The proposals amending the Prospectus Regulation and the Securitisation Regulation will be considered by two other rapporteurs. In the case of the Prospectus Regulation amending proposal, Ondřej Kovařík (ECR, CZ) has been designated rapporteur, and for the Securitisation Regulation amending proposal, this is Paul Tang (S&D, NL). To date, none of the rapporteurs has published a draft report.

Council

In advance of the 17 September Council Working Party meeting, the German Presidency circulated a note discussing revised amendments to the MiFID Quick Fix proposal. In general, the proposed amendments stayed largely in line with the Commission proposal. Nevertheless, the Presidency proposed to exempt plain vanilla bonds and UCITS from the product governance requirements in execution-only situations as well as instruments sold exclusively to eligible counterparties, which is largely in line with Ferber’s draft report. On loss reporting, the temporary suspension of best execution reports and investment research, the Presidency now proposes to follow the original Commission proposal.

With regard to the Commission proposal on an EU Recovery Prospectus, the Council Presidency has come back from the idea of capping the use of the prospectus and is now following the Commission proposal on this issue. In contrast, the Presidency proposes, amongst others, to delete the reference to NCAs in relation to public disclosure obligations of issuers. It also suggests adding new items under the information that must be disclosed by the issuer in the EU Recovery Prospectus, such as information on legal and arbitration proceedings, a statement of capitalisation and indebtedness and information on related party transactions. Finally, in addition to increasing the threshold for prospectus-free issuances of a number of debt securities by credit institutions to EUR 150 million, the Presidency proposes to apply it in relation to admission to trading as well.
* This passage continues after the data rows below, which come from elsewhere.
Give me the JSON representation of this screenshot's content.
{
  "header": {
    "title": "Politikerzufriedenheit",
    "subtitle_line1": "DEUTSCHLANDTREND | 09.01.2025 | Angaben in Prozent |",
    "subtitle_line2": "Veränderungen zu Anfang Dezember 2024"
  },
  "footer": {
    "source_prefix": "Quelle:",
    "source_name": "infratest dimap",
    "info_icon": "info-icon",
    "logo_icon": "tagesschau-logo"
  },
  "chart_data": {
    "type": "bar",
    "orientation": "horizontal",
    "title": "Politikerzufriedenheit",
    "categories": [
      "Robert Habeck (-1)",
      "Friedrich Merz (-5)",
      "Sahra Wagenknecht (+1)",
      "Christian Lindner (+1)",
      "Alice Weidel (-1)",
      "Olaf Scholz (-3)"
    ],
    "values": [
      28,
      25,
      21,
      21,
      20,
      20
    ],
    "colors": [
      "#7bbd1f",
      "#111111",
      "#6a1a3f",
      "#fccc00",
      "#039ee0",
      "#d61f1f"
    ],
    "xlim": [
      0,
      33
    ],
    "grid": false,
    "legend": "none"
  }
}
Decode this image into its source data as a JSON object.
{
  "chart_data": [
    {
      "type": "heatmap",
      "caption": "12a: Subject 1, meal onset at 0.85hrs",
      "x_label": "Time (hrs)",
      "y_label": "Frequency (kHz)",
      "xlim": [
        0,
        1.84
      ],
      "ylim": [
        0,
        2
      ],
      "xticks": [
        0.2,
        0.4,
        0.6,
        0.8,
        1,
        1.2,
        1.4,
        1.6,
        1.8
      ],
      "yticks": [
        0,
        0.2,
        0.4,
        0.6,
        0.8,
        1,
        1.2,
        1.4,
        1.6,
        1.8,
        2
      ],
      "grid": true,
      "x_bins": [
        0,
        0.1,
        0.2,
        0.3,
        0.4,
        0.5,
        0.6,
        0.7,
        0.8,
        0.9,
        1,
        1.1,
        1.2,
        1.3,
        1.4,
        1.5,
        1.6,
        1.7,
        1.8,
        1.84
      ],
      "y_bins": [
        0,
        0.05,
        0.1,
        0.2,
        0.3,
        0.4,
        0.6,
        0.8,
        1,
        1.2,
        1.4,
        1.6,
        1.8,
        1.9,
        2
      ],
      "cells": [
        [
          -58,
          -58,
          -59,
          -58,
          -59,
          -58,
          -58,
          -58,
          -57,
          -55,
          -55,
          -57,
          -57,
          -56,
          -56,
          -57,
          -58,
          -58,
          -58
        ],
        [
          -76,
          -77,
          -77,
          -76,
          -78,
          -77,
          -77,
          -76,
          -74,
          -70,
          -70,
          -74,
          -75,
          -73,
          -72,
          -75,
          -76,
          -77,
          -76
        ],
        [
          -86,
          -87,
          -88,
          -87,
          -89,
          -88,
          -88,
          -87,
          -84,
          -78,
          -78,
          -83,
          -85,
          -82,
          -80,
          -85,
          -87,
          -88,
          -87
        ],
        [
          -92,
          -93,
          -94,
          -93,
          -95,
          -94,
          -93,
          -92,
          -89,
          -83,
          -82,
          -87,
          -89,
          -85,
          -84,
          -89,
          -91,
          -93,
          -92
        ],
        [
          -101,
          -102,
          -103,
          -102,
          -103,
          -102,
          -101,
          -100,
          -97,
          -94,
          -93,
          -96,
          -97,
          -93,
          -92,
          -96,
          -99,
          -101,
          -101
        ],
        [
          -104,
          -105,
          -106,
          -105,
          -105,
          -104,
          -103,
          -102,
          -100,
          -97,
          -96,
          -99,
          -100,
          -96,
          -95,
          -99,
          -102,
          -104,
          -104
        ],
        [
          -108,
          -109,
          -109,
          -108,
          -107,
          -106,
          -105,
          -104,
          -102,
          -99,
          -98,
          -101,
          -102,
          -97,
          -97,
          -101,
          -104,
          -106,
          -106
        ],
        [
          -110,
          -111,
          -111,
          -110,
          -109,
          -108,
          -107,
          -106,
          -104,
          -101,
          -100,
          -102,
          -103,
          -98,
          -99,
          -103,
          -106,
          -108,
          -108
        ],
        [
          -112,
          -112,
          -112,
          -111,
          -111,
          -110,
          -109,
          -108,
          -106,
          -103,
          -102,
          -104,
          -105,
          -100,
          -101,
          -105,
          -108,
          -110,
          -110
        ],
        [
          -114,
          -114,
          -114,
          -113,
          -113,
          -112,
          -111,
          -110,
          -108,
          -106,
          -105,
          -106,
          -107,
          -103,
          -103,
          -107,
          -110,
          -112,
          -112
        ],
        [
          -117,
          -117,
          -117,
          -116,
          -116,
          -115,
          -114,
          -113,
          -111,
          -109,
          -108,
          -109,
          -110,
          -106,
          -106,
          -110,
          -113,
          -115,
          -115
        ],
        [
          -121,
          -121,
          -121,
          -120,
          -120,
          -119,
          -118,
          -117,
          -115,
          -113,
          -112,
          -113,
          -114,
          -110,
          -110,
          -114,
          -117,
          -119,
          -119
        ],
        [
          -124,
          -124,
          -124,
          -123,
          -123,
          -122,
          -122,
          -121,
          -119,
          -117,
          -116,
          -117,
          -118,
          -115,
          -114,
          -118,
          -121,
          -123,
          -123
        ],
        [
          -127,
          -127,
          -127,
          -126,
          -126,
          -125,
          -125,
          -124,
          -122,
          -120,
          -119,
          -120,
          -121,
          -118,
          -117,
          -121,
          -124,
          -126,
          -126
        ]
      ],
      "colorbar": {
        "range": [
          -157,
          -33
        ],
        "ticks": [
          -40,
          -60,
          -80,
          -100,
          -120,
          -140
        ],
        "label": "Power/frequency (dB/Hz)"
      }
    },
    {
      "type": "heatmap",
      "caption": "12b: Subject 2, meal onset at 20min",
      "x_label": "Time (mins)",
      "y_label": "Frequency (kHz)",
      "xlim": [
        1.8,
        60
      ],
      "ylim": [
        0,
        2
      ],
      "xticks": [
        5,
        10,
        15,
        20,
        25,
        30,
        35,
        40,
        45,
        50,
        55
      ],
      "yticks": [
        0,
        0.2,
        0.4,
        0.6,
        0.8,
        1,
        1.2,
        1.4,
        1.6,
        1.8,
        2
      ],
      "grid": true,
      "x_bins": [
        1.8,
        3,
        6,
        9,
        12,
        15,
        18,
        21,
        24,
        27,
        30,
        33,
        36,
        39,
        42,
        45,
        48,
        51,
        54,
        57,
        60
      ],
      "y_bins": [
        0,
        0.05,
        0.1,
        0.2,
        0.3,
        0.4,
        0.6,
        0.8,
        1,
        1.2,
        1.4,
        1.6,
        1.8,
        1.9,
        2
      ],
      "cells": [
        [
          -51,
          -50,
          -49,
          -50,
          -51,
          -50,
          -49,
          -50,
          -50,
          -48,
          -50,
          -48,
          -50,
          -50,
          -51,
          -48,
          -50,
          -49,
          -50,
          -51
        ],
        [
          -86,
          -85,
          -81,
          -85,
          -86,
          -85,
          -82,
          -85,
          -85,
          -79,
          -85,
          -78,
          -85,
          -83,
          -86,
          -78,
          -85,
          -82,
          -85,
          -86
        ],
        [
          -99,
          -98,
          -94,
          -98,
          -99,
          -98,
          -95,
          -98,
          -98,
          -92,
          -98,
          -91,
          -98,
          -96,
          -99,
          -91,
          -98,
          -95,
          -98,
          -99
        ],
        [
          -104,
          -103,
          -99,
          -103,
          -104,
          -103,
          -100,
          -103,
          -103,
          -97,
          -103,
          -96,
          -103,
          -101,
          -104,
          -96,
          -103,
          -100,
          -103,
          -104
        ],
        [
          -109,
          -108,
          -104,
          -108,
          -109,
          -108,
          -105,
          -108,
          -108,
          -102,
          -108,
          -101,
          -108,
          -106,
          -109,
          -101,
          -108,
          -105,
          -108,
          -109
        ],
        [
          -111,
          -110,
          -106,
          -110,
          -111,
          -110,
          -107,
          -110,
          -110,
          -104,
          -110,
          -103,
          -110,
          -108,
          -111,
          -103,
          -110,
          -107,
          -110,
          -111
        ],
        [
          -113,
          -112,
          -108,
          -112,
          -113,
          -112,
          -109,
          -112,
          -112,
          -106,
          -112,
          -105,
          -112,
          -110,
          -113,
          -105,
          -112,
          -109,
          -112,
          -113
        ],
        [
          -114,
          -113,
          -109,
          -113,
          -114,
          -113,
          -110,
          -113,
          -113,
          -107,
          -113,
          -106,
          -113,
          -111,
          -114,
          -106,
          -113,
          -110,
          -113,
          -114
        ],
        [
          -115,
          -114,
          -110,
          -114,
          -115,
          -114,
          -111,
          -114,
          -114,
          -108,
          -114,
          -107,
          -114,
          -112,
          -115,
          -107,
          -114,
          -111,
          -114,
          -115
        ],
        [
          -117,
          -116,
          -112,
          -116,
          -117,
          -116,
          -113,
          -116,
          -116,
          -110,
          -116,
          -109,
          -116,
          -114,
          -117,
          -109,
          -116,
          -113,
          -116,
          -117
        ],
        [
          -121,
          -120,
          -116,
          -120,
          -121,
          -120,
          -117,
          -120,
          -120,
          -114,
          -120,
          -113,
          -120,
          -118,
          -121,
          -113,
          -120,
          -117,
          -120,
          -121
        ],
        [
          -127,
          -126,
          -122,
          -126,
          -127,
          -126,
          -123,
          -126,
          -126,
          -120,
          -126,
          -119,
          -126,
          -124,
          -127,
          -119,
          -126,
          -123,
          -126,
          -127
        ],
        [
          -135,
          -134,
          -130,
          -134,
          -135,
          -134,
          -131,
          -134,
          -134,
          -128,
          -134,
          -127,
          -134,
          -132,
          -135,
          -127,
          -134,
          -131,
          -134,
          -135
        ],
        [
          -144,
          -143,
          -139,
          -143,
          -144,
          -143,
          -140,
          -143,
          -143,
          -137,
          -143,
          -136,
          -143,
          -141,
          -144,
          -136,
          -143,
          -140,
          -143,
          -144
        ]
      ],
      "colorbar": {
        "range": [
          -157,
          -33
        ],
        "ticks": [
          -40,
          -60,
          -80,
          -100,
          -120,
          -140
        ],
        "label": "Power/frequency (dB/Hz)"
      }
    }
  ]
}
With respect to the proposed amendments to the Securitisation Regulation, the Presidency proposed a number of amendments:

  • To add an extra point in Article 26e(9) stating that collateral can be held in the form of cash by a third-party credit institution or the originator if that cash is segregated and distinguished from the assets of the third-party credit institution or originator.
  • To keep simple forms of synthetic excess spread (SES) in the list of simple, transparent and standardised (STS) securitisations-criteria for synthetic on-balance sheet securitisations, as specified in Article 26e(6) of the Securitisation Regulation, but to limit the scope of Article 270 of the Capital Requirements Regulation (CRR) to those transactions that do not involve any forms of committed SES. The European Banking Authority would get the powers to monitor the use of a differentiated capital treatment of STS synthetic on-balance sheet securitisations;
  • To add a new Article 494c CRR introducing a grandfathering rule for outstanding senior positions in synthetic on-balance sheet securitisations to which originator institutions have applied the Article 270 CRR currently applicable.
  • On non-performing exposures securitisations, the presidency acknowledges the broad support for introducing a dedicated prudential treatment, but wants to wait for the adoption for the corresponding Basel standard before adopting such a provision.